Left-wingers view Christopher Columbus’s forays to the “New World” as the original sin of imperialist, capitalist exploitation of indigenous peoples living in a heretofore untouched paradise. There are calls to replace “Columbus Day” with “Indigenous Peoples Day.” Statues honoring the intrepid explorer have been vandalized, with the New York City-based Revolutionary Abolitionist Movement threatening more destruction. “For the occasion of Columbus Day, October 9th, one of the most vile ‘holidays’ of the year,” its website warns, “the Revolutionary Abolitionist Movement is calling for collectives all over the country to take action against this day and in support of indigenous people in the US and abroad who have been victims of colonialism and genocide.” Ironically, the leftists demonizing Columbus and calling for removal of memorials celebrating his explorations are following in the footsteps of the Ku Klux Klan, who did the same in the 1920’s.
Former President Barack Obama seemed to be onboard the revisionist history train when he used his 2016 Columbus Day proclamation to complain of “the pain and suffering reflected in the stories of Native Americans who had long resided on this land prior to the arrival of European newcomers.” He bemoaned a past “marked by too many broken promises, as well as violence, deprivation, and disease.” He called for Americans to remember the “communities who suffered,” and to “embrace the multiculturalism that defines the American experience.”
In contrast, President Donald Trump proclaimed this Monday as Columbus Day without any of the revisionist, multicultural gibberish that appeared in Barack Obama’s 2016 proclamation. President Trump’s proclamation noted that “the permanent arrival of Europeans … was a transformative event that undeniably and fundamentally changed the course of human history and set the stage for the development of our great Nation.” He called Columbus a “man of faith, whose courageous feat brought together continents and has inspired countless others to pursue their dreams and convictions — even in the face of extreme doubt and tremendous adversity.” In short, President Trump recognized Columbus as an extraordinary man of his time who set in motion a chain of events that would lead ultimately to the creation of the world’s leading beacon of hope, opportunity and freedom.
To recognize Columbus’s accomplishments is not to say that his motives and actions were all heroic. He sought riches and had no hesitation taking back to Spain what he and his men could transport.
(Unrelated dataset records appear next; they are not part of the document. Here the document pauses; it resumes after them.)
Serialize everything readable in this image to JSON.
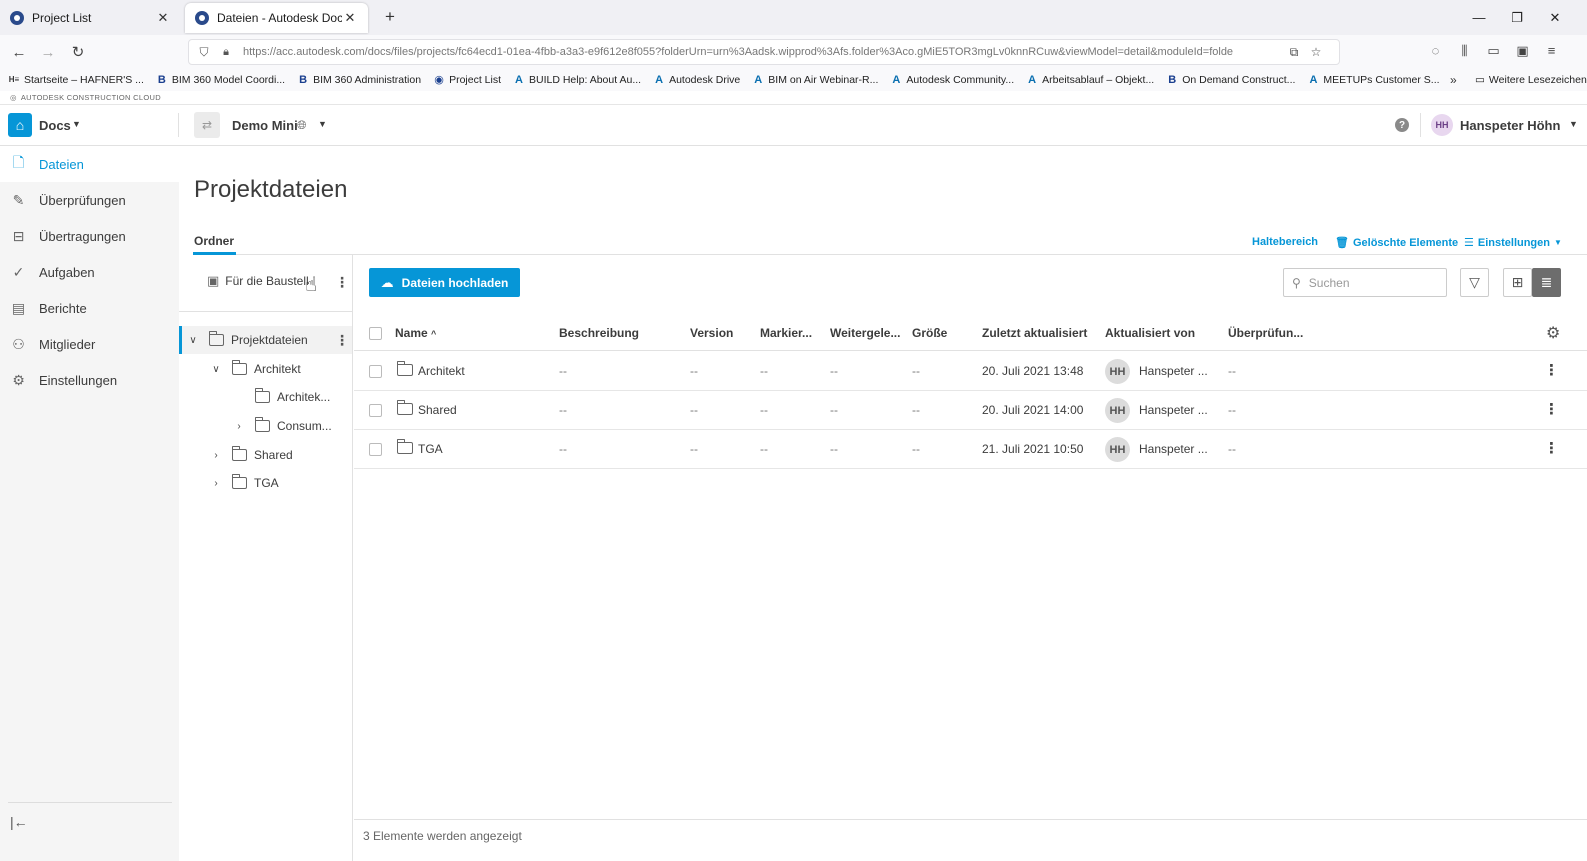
{
  "browser": {
    "tabs": [
      {
        "label": "Project List"
      },
      {
        "label": "Dateien - Autodesk Docs"
      }
    ],
    "url": "https://acc.autodesk.com/docs/files/projects/fc64ecd1-01ea-4fbb-a3a3-e9f612e8f055?folderUrn=urn%3Aadsk.wipprod%3Afs.folder%3Aco.gMiE5TOR3mgLv0knnRCuw&viewModel=detail&moduleId=folde",
    "bookmarks": [
      "Startseite – HAFNER'S ...",
      "BIM 360 Model Coordi...",
      "BIM 360 Administration",
      "Project List",
      "BUILD Help: About Au...",
      "Autodesk Drive",
      "BIM on Air Webinar-R...",
      "Autodesk Community...",
      "Arbeitsablauf – Objekt...",
      "On Demand Construct...",
      "MEETUPs Customer S..."
    ],
    "other_bookmarks": "Weitere Lesezeichen"
  },
  "brand": "AUTODESK CONSTRUCTION CLOUD",
  "header": {
    "app_name": "Docs",
    "project_name": "Demo Mini",
    "user_initials": "HH",
    "user_name": "Hanspeter Höhn"
  },
  "sidebar": {
    "items": [
      {
        "label": "Dateien",
        "icon": "file-icon",
        "active": true
      },
      {
        "label": "Überprüfungen",
        "icon": "review-icon"
      },
      {
        "label": "Übertragungen",
        "icon": "transmittal-icon"
      },
      {
        "label": "Aufgaben",
        "icon": "check-circle-icon"
      },
      {
        "label": "Berichte",
        "icon": "report-icon"
      },
      {
        "label": "Mitglieder",
        "icon": "members-icon"
      },
      {
        "label": "Einstellungen",
        "icon": "gear-icon"
      }
    ]
  },
  "main": {
    "title": "Projektdateien",
    "tab": "Ordner",
    "links": {
      "holding": "Haltebereich",
      "deleted": "Gelöschte Elemente",
      "settings": "Einstellungen"
    },
    "upload_label": "Dateien hochladen",
    "search_placeholder": "Suchen"
  },
  "tree": {
    "for_site": "Für die Baustelle",
    "nodes": [
      {
        "label": "Projektdateien"
      },
      {
        "label": "Architekt"
      },
      {
        "label": "Architek..."
      },
      {
        "label": "Consum..."
      },
      {
        "label": "Shared"
      },
      {
        "label": "TGA"
      }
    ]
  },
  "table": {
    "columns": [
      "Name",
      "Beschreibung",
      "Version",
      "Markier...",
      "Weitergele...",
      "Größe",
      "Zuletzt aktualisiert",
      "Aktualisiert von",
      "Überprüfun..."
    ],
    "rows": [
      {
        "name": "Architekt",
        "desc": "--",
        "version": "--",
        "markup": "--",
        "shared": "--",
        "size": "--",
        "updated": "20. Juli 2021 13:48",
        "by_initials": "HH",
        "by": "Hanspeter ...",
        "review": "--"
      },
      {
        "name": "Shared",
        "desc": "--",
        "version": "--",
        "markup": "--",
        "shared": "--",
        "size": "--",
        "updated": "20. Juli 2021 14:00",
        "by_initials": "HH",
        "by": "Hanspeter ...",
        "review": "--"
      },
      {
        "name": "TGA",
        "desc": "--",
        "version": "--",
        "markup": "--",
        "shared": "--",
        "size": "--",
        "updated": "21. Juli 2021 10:50",
        "by_initials": "HH",
        "by": "Hanspeter ...",
        "review": "--"
      }
    ],
    "footer": "3 Elemente werden angezeigt"
  },
  "colors": {
    "accent": "#0696d7",
    "sidebar_bg": "#f5f5f5"
  }
}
He believed he was representing a more civilized society, which he thought justified his exercising dominion over the people he encountered in the lands he explored. In such ways, Columbus was very much a man of his times. However, Columbus was believed by some historians to have been ahead of his times with respect to at least one of his reasons for wanting to undertake his risky voyages of exploration.
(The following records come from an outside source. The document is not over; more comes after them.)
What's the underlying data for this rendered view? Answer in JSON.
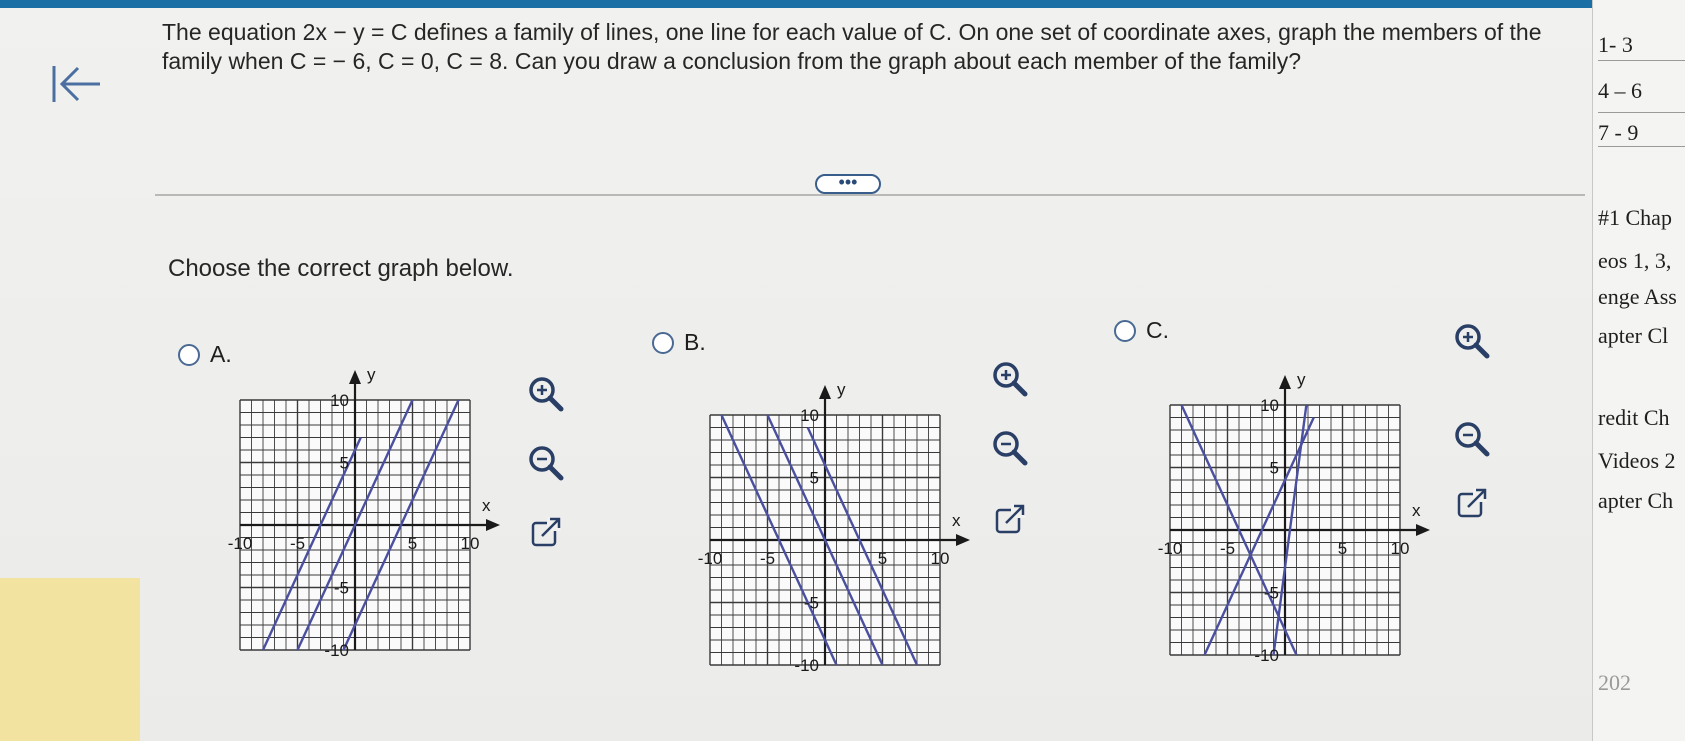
{
  "question": {
    "text": "The equation 2x − y = C defines a family of lines, one line for each value of C. On one set of coordinate axes, graph the members of the family when C = − 6, C = 0, C = 8. Can you draw a conclusion from the graph about each member of the family?",
    "instruction": "Choose the correct graph below.",
    "expand_label": "•••"
  },
  "options": [
    {
      "letter": "A.",
      "x_label": "x",
      "y_label": "y",
      "x_ticks": [
        "-10",
        "-5",
        "5",
        "10"
      ],
      "y_ticks": [
        "10",
        "5",
        "-5",
        "-10"
      ]
    },
    {
      "letter": "B.",
      "x_label": "x",
      "y_label": "y",
      "x_ticks": [
        "-10",
        "-5",
        "5",
        "10"
      ],
      "y_ticks": [
        "10",
        "5",
        "-5",
        "-10"
      ]
    },
    {
      "letter": "C.",
      "x_label": "x",
      "y_label": "y",
      "x_ticks": [
        "-10",
        "-5",
        "5",
        "10"
      ],
      "y_ticks": [
        "10",
        "5",
        "-5",
        "-10"
      ]
    }
  ],
  "chart_data": [
    {
      "type": "line",
      "xlim": [
        -10,
        10
      ],
      "ylim": [
        -10,
        10
      ],
      "grid": true,
      "series": [
        {
          "x": [
            -10,
            0.5
          ],
          "y": [
            -14,
            7
          ]
        },
        {
          "x": [
            -6,
            6
          ],
          "y": [
            -12,
            12
          ]
        },
        {
          "x": [
            -2,
            9
          ],
          "y": [
            -12,
            10
          ]
        }
      ]
    },
    {
      "type": "line",
      "xlim": [
        -10,
        10
      ],
      "ylim": [
        -10,
        10
      ],
      "grid": true,
      "series": [
        {
          "x": [
            -10,
            2
          ],
          "y": [
            12,
            -12
          ]
        },
        {
          "x": [
            -6,
            6
          ],
          "y": [
            12,
            -12
          ]
        },
        {
          "x": [
            -1.5,
            8.5
          ],
          "y": [
            9,
            -11
          ]
        }
      ]
    },
    {
      "type": "line",
      "xlim": [
        -10,
        10
      ],
      "ylim": [
        -10,
        10
      ],
      "grid": true,
      "series": [
        {
          "x": [
            -9,
            1
          ],
          "y": [
            10,
            -10
          ]
        },
        {
          "x": [
            -7,
            2.5
          ],
          "y": [
            -10,
            9
          ]
        },
        {
          "x": [
            -1,
            2
          ],
          "y": [
            -10,
            11
          ]
        }
      ]
    }
  ],
  "right_panel": {
    "items": [
      "1- 3",
      "4 – 6",
      "7 - 9",
      "#1 Chap",
      "eos 1, 3,",
      "enge Ass",
      "apter Cl",
      "redit Ch",
      "Videos 2",
      "apter Ch",
      "202"
    ]
  },
  "colors": {
    "line": "#4a4fa0",
    "axis": "#1a1a1a",
    "grid": "#3a3a3a",
    "accent": "#1a6fa5"
  }
}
The year that Columbus set out on his first voyage to what he mistakenly thought was Asia – 1492 – was also the year that his patrons, Queen Isabella and King Ferdinand of Spain, issued their infamous order of expulsion, ordering Jews and Muslims who would not convert to Catholicism to leave Spain. Some Jews risked execution or imprisonment by feigning conversion, while secretly continuing to practice their Jewish faith. These “Marranos” were believed by a number of scholars who have studied Christopher Columbus’s life to have included Columbus himself. They believe that his motivation for undertaking his journey of exploration was at least in part to discover a land to which Jews could safely emigrate.